Fußball

Das Comeback der Relegation Drama und Geld regieren die Welt

Bochum und Osnabrück - hier noch gegeneinander - müssen gegen Gladbach bzw. Dresden in der Relegation ran.

Bochum und Osnabrück - hier noch gegeneinander - müssen gegen Gladbach bzw. Dresden in der Relegation ran.

(Foto: picture alliance / dpa)

Relegationsspiele im deutschen Fußball galten lange als Relikt aus den Achtzigern, als Spieler mit Überzeugung Vokuhilas trugen und die Trikots schlimmer aussahen als T-Shirts von Ed Hardy. Vor zwei Jahren führte die DFL die Relegation wieder ein - nicht nur aus Liebe zur sportlichen Dramatik.

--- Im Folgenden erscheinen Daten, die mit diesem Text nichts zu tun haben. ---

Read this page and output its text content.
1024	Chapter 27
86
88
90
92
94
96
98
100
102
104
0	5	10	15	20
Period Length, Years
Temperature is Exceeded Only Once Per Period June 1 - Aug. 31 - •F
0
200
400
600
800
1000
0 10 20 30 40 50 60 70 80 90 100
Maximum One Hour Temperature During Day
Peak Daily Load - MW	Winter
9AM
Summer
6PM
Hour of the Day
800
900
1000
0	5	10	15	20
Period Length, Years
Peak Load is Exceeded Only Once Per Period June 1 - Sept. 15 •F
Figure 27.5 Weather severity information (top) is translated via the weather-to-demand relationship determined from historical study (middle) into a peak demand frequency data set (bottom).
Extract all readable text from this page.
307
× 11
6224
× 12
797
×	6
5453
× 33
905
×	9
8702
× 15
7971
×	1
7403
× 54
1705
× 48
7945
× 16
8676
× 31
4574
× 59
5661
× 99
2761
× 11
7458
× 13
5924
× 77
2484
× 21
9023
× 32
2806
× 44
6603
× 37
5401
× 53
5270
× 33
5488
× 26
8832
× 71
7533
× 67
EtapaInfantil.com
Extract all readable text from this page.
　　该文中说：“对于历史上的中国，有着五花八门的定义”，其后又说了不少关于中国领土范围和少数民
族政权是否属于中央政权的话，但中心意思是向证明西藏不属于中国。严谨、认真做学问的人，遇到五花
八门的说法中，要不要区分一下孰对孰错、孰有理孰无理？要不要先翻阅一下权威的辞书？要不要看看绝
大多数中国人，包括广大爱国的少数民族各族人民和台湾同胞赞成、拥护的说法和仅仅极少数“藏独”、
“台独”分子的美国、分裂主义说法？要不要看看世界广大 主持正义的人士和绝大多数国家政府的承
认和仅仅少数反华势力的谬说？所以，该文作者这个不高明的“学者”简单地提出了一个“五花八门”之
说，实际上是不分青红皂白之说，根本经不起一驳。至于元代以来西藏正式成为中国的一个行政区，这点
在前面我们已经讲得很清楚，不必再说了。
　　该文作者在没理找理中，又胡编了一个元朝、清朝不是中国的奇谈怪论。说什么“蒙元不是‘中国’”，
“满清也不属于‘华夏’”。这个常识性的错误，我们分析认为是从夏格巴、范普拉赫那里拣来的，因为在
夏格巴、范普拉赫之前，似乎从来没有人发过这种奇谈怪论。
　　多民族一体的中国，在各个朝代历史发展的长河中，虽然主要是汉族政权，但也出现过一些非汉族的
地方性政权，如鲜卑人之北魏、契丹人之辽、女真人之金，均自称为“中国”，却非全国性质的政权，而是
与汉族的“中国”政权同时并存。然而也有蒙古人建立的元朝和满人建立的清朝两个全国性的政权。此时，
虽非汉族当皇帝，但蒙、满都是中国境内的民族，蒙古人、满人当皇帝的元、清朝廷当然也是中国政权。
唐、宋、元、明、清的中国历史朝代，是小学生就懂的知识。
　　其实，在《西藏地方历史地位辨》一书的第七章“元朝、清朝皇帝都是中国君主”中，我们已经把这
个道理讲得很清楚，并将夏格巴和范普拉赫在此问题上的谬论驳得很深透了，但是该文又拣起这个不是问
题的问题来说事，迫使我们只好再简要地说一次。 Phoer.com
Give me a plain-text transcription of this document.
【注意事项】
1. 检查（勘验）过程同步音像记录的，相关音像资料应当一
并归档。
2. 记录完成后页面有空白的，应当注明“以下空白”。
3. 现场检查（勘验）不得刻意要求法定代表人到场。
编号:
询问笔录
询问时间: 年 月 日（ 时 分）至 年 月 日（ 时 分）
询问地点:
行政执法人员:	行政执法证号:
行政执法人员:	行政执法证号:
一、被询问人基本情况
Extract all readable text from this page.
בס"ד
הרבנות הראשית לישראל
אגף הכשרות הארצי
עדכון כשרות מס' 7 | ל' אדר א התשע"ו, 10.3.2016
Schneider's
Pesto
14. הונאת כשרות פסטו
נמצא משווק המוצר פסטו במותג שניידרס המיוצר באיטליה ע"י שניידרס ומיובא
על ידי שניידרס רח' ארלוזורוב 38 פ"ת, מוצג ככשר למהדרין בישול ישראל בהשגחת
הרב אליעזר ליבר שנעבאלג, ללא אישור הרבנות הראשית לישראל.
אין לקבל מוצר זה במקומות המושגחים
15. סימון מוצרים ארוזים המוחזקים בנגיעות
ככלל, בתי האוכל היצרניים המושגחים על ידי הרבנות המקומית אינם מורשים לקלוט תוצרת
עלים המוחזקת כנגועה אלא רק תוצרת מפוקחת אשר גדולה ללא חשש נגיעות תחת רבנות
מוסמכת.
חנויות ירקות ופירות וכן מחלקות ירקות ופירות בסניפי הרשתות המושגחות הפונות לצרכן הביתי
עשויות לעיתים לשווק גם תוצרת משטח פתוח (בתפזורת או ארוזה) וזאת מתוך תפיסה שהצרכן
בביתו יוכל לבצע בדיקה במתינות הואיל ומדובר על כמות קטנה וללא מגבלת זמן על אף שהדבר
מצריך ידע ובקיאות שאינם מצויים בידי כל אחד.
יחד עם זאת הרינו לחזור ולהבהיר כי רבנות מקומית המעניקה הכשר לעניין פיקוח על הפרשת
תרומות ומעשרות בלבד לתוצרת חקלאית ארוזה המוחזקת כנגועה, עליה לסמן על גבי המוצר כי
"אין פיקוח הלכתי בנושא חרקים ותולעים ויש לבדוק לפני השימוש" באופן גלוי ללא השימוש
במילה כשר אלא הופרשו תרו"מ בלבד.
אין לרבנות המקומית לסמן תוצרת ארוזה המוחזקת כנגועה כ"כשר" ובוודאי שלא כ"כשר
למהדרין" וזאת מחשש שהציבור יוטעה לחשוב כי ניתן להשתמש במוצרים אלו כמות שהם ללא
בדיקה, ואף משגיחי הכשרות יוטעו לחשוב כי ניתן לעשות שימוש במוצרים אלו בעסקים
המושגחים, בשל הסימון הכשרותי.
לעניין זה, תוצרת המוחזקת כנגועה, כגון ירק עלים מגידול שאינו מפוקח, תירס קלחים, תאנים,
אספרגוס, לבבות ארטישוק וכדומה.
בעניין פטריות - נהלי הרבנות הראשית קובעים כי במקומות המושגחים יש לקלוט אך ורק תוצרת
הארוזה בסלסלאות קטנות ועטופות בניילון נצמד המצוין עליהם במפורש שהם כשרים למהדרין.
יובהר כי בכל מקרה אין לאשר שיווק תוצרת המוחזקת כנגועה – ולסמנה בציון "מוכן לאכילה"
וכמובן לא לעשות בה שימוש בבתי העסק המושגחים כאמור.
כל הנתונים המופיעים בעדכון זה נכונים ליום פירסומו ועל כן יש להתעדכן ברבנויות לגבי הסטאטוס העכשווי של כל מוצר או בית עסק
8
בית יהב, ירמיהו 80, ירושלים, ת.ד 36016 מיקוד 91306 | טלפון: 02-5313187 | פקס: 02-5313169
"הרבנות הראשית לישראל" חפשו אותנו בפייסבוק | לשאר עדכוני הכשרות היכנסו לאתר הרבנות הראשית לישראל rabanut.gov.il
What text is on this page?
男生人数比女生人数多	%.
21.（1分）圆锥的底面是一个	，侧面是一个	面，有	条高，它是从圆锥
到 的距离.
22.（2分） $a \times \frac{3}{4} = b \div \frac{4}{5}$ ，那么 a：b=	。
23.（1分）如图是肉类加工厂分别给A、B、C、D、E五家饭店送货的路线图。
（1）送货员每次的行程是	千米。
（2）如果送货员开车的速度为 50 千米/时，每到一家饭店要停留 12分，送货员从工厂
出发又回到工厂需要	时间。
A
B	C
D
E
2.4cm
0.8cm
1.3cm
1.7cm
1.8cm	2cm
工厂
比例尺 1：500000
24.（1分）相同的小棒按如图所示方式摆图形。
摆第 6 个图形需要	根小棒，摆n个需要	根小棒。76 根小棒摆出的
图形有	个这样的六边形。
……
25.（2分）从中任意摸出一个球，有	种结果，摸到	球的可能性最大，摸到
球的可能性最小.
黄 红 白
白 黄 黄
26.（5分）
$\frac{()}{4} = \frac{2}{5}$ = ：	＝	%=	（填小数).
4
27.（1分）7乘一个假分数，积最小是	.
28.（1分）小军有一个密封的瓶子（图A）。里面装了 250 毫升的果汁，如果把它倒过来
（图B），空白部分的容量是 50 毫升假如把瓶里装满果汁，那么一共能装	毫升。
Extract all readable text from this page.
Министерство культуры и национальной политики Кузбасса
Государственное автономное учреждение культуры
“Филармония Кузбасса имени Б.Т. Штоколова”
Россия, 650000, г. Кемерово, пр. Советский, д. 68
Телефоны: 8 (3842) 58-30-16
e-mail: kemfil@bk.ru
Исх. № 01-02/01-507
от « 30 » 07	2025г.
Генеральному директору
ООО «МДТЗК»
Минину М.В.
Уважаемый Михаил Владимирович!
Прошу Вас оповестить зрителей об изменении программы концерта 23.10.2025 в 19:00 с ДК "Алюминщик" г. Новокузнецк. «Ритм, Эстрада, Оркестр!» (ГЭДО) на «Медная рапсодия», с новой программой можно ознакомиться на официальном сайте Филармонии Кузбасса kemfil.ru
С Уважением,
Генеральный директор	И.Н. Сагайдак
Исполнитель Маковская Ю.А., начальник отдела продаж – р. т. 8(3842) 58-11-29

Brütend heiß ist es in Dortmund, als der BVB am Pfingstmontag des Jahres 1986 in der Relegation um den Klassenerhalt in der Fußball-Bundesliga kämpft. Das Hinspiel bei Fortuna Köln setzten die Borussen mit 0:2 ordentlich in den Sand, ein Sieg muss dringend her, um zumindest ein Entscheidungsspiel zu erzwingen. Im Mittelpunkt steht an diesem Nachmittag Dortmunds Stürmer Jürgen Wegmann, der wenige Tage zuvor bekannt gegeben hat, dass er in der kommenden Spielzeit zum Erzrivalen FC Schalke wechseln wird. Mit den obligatorischen "Judas"-Rufen wird der Stürmer im Westfalenstadion warmherzig empfangen.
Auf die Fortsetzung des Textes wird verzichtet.